A informação surrealista, que teve largo curso no Japão, está presente numa natureza morta de 1937 que junta um manequim e um guarda-chuva a chapéus voadores; mais tarde é óbvia a relação com as paisagens de objectos de Tanguy (Pequenos Náufragos, 1950) e também com Magritte, através dos retratos com acessórios imprevistos e dos jogos espaciais de escalas e perspectivas irrealistas, servindo-se do cenário abstracto e sem profundidade das dunas, de uma luminosidade pura e transparente. Otto Steinert incluiu-o na versão japonesa da «Fotografia Subjectiva», em 1956, e as paisagens de neve e as superfícies de águas, ou as posteriores «Visões da Paisagem», de 1970-80, possuem o sentido apurado da pesquisa formal da abstracção norte-americana (Siskind, Callaham), mas o seu grafismo tem a nudez poética e a subtileza interior da sensibilidade japonesa mais antibarroca. O provinciano da remota região de Izumo, na costa interior do Mar do Japão, nascido em Saikaminato, é um fotógrafo bem informado, que deixou os processos pré-modernistas sem nunca se prender a correntes vanguardistas, tão inclassificável como os seus temas, colhidos no quotidiano e nas imediações da sua casa.

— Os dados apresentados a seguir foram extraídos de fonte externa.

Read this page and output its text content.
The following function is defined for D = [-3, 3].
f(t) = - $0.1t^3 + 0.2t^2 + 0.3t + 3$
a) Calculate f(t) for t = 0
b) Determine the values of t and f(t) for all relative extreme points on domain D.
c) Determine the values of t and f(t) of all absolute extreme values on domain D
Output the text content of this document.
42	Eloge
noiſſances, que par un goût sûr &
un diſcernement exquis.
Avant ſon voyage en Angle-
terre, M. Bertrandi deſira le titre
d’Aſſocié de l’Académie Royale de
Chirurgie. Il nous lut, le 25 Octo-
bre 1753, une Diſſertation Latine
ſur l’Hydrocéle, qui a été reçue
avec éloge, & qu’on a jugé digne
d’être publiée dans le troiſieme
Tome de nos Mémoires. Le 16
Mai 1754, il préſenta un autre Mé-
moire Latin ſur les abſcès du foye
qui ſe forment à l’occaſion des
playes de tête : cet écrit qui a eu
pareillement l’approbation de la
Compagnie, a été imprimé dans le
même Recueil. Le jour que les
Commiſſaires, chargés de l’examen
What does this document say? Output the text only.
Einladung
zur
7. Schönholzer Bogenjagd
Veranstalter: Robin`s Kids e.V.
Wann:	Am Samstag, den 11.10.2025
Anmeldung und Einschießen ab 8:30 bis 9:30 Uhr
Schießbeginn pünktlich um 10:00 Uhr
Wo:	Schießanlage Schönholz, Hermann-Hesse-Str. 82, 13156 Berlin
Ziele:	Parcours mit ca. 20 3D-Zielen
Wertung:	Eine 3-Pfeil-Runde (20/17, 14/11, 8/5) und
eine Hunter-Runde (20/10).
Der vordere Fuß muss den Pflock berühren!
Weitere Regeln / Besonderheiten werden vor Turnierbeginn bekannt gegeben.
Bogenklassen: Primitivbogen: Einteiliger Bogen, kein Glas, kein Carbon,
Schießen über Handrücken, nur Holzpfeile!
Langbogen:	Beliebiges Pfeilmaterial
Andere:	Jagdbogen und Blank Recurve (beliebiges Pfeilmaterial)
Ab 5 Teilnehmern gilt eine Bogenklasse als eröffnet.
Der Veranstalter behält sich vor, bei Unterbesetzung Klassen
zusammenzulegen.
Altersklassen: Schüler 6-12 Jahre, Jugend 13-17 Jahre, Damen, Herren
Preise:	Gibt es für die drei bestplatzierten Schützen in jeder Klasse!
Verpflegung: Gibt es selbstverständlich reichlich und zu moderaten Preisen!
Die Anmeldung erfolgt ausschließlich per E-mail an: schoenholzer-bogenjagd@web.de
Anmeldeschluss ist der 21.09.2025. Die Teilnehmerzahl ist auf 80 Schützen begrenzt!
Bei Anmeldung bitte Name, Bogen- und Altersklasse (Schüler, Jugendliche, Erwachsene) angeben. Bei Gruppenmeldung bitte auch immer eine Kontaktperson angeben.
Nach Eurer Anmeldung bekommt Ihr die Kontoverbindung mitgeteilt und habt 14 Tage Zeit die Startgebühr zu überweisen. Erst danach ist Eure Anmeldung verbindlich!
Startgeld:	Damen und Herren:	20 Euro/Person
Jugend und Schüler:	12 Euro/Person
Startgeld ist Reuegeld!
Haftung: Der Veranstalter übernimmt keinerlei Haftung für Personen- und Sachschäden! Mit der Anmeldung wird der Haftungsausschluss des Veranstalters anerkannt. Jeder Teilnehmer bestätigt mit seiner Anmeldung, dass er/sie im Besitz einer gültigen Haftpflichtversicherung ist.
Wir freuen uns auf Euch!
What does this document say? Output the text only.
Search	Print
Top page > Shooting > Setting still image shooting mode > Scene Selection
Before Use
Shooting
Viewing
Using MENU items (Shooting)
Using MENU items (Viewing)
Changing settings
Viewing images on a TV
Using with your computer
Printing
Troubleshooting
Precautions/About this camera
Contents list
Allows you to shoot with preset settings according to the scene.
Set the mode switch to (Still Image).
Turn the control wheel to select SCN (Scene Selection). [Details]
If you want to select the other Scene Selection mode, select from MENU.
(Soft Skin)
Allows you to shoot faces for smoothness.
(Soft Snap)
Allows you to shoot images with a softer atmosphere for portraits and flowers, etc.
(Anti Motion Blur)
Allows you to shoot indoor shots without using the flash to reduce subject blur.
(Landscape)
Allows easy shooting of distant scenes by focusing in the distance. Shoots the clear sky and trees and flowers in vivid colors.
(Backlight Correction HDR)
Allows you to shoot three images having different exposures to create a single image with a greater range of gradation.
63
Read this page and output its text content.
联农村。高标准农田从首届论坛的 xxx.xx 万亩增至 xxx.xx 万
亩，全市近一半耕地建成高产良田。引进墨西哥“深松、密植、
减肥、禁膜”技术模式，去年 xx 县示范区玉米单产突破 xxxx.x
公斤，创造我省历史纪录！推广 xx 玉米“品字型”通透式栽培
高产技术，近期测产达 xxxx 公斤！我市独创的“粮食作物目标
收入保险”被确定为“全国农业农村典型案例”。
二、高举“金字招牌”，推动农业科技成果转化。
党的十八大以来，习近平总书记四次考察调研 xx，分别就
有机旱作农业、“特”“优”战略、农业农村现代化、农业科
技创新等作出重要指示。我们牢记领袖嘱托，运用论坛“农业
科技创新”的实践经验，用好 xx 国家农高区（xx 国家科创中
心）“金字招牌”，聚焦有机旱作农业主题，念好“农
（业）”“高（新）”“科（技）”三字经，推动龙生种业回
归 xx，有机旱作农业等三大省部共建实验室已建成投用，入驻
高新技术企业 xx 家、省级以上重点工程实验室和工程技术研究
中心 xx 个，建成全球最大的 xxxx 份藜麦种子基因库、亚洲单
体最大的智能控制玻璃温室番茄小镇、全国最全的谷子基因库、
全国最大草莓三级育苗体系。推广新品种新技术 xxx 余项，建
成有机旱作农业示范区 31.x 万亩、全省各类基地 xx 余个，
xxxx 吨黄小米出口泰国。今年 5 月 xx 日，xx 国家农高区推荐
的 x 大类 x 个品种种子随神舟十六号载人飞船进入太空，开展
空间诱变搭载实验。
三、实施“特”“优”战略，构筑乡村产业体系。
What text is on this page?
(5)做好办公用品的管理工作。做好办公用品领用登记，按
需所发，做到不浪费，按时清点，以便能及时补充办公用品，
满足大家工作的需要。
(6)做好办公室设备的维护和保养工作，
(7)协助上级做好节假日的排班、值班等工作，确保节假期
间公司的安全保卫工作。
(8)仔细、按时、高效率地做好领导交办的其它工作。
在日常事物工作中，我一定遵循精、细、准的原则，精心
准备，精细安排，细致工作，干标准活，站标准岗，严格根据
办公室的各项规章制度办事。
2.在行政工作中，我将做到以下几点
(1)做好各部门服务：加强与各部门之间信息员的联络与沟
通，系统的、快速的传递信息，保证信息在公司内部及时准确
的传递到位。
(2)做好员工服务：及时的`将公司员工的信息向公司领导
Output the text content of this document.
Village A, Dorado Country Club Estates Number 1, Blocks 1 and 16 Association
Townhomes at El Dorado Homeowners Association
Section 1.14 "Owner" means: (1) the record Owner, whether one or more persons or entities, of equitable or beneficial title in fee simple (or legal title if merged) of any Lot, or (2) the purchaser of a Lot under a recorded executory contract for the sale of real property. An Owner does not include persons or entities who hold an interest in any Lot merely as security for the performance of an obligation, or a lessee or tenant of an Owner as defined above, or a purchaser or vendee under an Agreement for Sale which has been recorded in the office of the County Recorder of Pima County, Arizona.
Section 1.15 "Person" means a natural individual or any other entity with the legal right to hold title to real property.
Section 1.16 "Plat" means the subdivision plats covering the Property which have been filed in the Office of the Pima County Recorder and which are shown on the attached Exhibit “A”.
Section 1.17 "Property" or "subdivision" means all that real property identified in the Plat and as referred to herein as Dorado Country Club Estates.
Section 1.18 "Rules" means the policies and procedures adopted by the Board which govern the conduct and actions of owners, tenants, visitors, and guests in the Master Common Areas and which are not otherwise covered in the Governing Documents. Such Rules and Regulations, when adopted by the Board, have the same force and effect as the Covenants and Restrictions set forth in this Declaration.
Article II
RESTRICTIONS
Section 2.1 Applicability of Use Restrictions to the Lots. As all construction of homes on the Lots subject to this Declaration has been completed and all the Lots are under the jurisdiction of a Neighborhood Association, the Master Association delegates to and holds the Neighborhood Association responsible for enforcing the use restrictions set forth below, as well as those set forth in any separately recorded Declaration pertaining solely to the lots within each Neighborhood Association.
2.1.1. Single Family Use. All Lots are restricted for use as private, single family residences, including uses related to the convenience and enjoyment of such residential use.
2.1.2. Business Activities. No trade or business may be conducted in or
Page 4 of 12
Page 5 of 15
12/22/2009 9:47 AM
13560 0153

Seis núcleos traçam a continuidade da sua obra em sequência cronológica: as primeiras fotografias (1929-1940), onde já surgem as encenações de figuras nos espaços desérticos da praia; o mais famoso «Teatro das Dunas» (1945-51), com retratos e auto-retratos com adereços; «Da natureza morta à paisagem», anos 50; o «Calendário das Crianças» através da variação das estações do ano, de 1955-1970; «Paisagens e Memórias», 1970-85, com as séries «Visões da Paisagem», 1970-80; «Pequena Biografia», 1974-85; «Recordações sem Som», com imagens de uma viagem pela Europa, de 1972-73. Por fim, o humor do «Regresso às Dunas», 1980-99, com o trabalho de encomenda «Moda nas Dunas», e as últimas imagens, as «Ondas Negras» em homenagem ao monge budista chinês Ganjin, descendo a noite sobre o mar.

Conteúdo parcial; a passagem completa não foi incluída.